Mais l’objectif de modération avancé est très loin d’être rempli ! L’an dernier, la moitié des dirigeants du CAC40 a perçu une rémunération fixe et variable annuelle supérieure à 2,5 millions € avec de grandes différences selon qu’il s’agit de Jean Paul Agon, DG de L’Oréal (4,25 millions €) ou de Patrice Caine, DG de Thalès (1,4 million €). Sur cette base de 2,5 millions € qui sert au calcul à la retraite chapeau dans la plupart des groupes, si le dirigeant cotise à plein pendant 10 ans, il sera assuré d’une rente annuelle supérieure à 750 000 € un chiffre qui se compare à la retraite moyenne d’un salarié du privé, de l’ordre de 20 000 €, et qu’il est par conséquent difficile de qualifier de « modéré ».

La fin des cadeaux : les cotisations rétroactives interdites par la réforme de la retraite chapeau

D’autres aménagements accompagnent cette réforme de la retraite chapeau, qui va entraîner la mise en place de nouvelles conventions avec du travail en vue pour les comités de rémunération des conseils d’administration. En principe, la cotisation de retraite au bénéfice du mandataire social des « retraites chapeaux nouvelles », restera soumise annuellement à l’atteinte de conditions de performance (décret à venir). Elle bénéficiera d’un traitement social et fiscal amélioré, sous réserve de respecter certaines conditions : le financement des contrats sera soumis à une contribution spécifique au taux de 29,7 % (correspondant aux taux cumulés de la CSG/CRDS et du forfait social) et le bénéficiaire ne paiera pas d’impôts lors de l’acquisition des droits.

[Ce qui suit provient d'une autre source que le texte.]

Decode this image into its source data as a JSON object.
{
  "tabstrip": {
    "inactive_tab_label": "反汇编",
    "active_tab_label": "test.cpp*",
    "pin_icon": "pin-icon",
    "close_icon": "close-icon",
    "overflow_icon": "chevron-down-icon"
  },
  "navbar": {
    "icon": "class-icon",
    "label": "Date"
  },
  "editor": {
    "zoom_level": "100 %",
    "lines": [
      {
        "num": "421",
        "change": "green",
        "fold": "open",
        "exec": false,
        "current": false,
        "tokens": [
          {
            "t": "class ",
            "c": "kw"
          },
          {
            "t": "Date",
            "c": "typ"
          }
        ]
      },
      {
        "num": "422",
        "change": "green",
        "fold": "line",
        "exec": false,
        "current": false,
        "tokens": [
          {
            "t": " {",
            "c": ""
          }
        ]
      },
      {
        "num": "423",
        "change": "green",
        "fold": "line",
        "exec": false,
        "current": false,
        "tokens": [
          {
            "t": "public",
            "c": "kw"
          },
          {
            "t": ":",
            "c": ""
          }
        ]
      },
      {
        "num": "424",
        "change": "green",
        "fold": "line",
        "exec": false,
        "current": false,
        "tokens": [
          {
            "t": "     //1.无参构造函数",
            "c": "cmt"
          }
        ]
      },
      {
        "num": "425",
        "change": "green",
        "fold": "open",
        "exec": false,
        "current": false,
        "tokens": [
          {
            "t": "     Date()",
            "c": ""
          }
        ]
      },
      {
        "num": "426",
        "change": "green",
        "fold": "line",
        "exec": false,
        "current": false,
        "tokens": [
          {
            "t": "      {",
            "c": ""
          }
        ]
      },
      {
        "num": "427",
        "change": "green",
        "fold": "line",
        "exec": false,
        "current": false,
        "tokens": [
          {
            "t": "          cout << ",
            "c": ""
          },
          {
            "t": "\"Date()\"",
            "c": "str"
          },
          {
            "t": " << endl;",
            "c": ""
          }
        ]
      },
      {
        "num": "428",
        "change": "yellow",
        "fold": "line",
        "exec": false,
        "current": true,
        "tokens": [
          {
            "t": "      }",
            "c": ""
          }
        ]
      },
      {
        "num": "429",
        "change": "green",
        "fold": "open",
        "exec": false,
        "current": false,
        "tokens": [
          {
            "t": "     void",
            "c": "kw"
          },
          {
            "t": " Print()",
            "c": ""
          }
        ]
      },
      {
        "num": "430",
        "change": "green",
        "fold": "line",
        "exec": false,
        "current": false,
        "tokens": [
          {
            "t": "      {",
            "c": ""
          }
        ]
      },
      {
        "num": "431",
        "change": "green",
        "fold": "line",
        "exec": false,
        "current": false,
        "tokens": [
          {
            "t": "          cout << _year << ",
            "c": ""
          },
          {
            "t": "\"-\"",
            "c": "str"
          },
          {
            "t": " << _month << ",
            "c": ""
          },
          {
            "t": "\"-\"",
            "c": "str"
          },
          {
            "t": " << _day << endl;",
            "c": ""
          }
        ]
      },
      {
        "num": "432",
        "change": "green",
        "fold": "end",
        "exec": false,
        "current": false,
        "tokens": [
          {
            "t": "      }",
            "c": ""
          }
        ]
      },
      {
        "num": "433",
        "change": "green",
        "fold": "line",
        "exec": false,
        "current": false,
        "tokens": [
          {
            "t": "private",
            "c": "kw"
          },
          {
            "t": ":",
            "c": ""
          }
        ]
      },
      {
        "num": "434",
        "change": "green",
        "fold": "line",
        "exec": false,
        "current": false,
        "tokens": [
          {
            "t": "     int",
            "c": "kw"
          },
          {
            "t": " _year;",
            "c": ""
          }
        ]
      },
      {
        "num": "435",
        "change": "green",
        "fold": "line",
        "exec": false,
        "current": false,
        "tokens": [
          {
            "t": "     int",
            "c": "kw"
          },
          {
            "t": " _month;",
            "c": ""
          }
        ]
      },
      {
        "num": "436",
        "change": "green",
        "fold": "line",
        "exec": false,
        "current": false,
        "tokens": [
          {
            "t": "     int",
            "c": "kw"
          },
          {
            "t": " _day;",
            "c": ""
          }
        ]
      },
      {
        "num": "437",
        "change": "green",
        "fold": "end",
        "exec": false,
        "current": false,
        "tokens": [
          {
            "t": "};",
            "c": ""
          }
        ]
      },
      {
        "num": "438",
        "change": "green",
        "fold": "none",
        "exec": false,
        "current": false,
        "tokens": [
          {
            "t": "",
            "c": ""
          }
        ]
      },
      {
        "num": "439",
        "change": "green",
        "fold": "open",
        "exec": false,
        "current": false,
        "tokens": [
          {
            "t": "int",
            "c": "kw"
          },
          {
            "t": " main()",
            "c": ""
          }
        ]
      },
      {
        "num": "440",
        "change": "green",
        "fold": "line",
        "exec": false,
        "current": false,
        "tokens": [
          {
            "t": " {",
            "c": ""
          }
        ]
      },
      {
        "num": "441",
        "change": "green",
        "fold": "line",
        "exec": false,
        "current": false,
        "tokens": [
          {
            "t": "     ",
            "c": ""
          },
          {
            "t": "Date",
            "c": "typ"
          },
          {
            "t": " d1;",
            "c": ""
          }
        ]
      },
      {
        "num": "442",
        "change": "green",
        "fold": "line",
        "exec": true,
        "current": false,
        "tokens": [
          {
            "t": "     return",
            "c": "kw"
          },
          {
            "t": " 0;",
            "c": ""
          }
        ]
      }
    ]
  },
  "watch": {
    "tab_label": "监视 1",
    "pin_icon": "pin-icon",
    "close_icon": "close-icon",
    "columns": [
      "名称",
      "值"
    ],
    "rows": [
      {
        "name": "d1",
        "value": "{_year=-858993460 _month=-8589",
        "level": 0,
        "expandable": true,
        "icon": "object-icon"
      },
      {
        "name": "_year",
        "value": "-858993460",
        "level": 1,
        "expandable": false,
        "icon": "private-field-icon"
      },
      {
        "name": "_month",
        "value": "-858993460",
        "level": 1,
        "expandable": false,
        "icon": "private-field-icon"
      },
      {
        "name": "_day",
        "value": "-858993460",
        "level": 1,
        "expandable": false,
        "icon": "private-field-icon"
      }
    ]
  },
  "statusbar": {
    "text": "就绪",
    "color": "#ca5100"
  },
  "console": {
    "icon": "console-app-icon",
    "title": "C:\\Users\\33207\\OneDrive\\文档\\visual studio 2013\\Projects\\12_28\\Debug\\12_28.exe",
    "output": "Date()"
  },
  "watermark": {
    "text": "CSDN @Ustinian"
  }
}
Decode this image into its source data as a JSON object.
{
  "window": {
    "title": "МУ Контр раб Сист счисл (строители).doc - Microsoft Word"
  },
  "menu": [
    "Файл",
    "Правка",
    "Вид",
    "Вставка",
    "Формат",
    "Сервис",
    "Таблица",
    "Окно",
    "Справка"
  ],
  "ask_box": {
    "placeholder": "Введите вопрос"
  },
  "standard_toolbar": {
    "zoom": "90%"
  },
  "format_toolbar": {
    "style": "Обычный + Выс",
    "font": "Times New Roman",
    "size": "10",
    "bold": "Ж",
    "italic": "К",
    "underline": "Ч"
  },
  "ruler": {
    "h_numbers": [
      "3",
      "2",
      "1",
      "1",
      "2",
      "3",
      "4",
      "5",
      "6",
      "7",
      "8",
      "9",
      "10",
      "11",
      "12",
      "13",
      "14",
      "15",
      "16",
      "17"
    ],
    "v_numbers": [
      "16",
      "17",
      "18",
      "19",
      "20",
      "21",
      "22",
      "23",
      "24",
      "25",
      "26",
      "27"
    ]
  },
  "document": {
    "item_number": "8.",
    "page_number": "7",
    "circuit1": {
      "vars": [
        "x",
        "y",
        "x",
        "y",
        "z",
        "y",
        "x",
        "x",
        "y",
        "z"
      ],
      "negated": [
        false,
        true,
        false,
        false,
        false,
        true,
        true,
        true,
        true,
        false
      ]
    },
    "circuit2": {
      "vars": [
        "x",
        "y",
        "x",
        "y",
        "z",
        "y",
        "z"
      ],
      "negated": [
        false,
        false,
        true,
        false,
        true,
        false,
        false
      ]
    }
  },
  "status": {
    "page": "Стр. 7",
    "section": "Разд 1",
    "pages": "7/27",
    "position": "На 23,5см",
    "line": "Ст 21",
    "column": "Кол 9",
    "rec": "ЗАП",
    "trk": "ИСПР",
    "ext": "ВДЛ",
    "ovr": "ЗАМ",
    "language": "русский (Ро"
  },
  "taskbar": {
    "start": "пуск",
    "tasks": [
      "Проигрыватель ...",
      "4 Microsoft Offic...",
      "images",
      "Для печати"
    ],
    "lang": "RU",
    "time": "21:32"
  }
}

Fait nouveau, suite aux abus, l’ordonnance ne prévoit plus de possibilité de rétroactivité dans l’acquisition de droits à la retraite. Olivier Brandicourt, le DG de Sanofi partant le 1er septembre prochain avait bénéficié lors de son arrivée en avril 2015 d’un cadeau de bienvenue sous forme de 10 années de cotisations rétroactives offertes pour sa retraite chapeau – ce qui doit lui permettre de partir en retraite, au bout de quatre ans et cinq mois, avec une rente de l’ordre de 530 000 €/an payée par Sanofi -.  De tels cadeaux ne seront plus possibles. Il ne sera plus possible non plus d’imposer au dirigeant une durée de présence minimale dans l’entreprise pour bénéficier de sa retraite et/ou de soumettre l’acquisition des droits à retraite à une durée minimale de cotisation, au delà de trois ans.

Des patrons de plus en plus couverts, qui partagent de moins en moins les risques de l’actionnaire

Le statut du mandataire social se rapproche de celui du salarié et s’éloigne de plus en plus de celui de l’actionnaire avec lequel, il partage de moins en moins les risques financiers. L’Afep Medef avait oeuvré pour que le dirigeant ne puisse cumuler mandat social et contrat de travail, et s’assurer ainsi une forme de rente à la tête des entreprises. A présent, pour les grands patrons ce sera « fromage et dessert » : les rémunérations extravagantes et les avantages sociaux du salarié. Outre la portabilité de la retraite chapeau qui s’instaure à présent, la plupart des grandes entreprises ont pris le pas de cotiser à une assurance perte d’emploi privée pour leur dirigeant. La Garantie Sociale des Chefs et dirigeants d’entreprise (GSC) protège une partie de ses revenus nets en cas de perte son mandat social. Pour cette couverture, l’entreprise paie des cotisations élevées chaque année.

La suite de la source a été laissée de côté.